The military regime in Egypt has attempted to ease interfaith relations by ordering the restorations of an Egyptian church destroyed by Islamist extremists earlier this month.
A group of craftsmen have been dispatched and are working to restore St. Mary’s Church in Imbaba, a suburb of Egyptian capital Cairo.
Rising tensions between Christians and Muslims in Egypt have seen an escalation in violence over recent months. However, the country’s military rulers are looking to calm both sides and have ordered that the gutted church be restored immediately.
Workers have quickly moved in and are hoping to complete work in just three weeks, even though such work would normally be completed in closer to three months.

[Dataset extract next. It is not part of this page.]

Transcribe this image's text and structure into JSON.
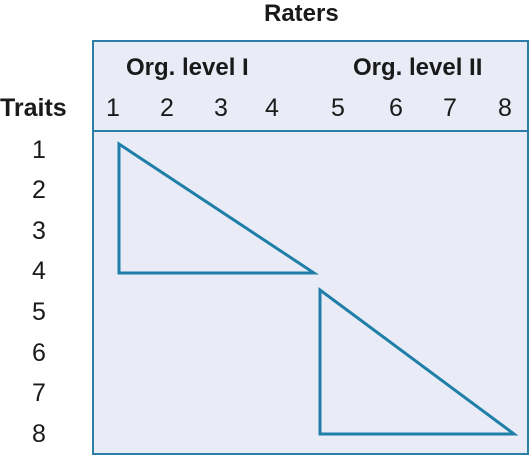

Despite the urgent way the ruling military have gone about trying to correct the wrong that was done, critics fear that the rulers will struggle to ease interfaith relations. In particular, they are skeptical of the new regime being able to keep peace without resorting to the violent tactics that ex-President Hosni Mubarak used.
The church in question suffered heavy damage through the fire started by Islamic militants, with the entire ground floor of the church left in ruin.
One of Egypt’s largest construction firms has now moved in and will use special chemicals and paint to rescue as many of the church artifacts and paintings as possible.
Malak Gerges was inside the church at the time of the attack, and he reported to Reuters how the Islamist aggressors “dragged me out and threatened and abused me.”
Although Gerges survived the attack, one other attendant at the church was not so fortunate. Rescue workers found his burned corpse as they plied their way through the remains of the church.
Many of Egypt’s Christians, who make up only 10 percent of the country’s population, currently fear further attacks. However, Egypt’s ruling military council has vowed to protect Christians by increasing security around churches.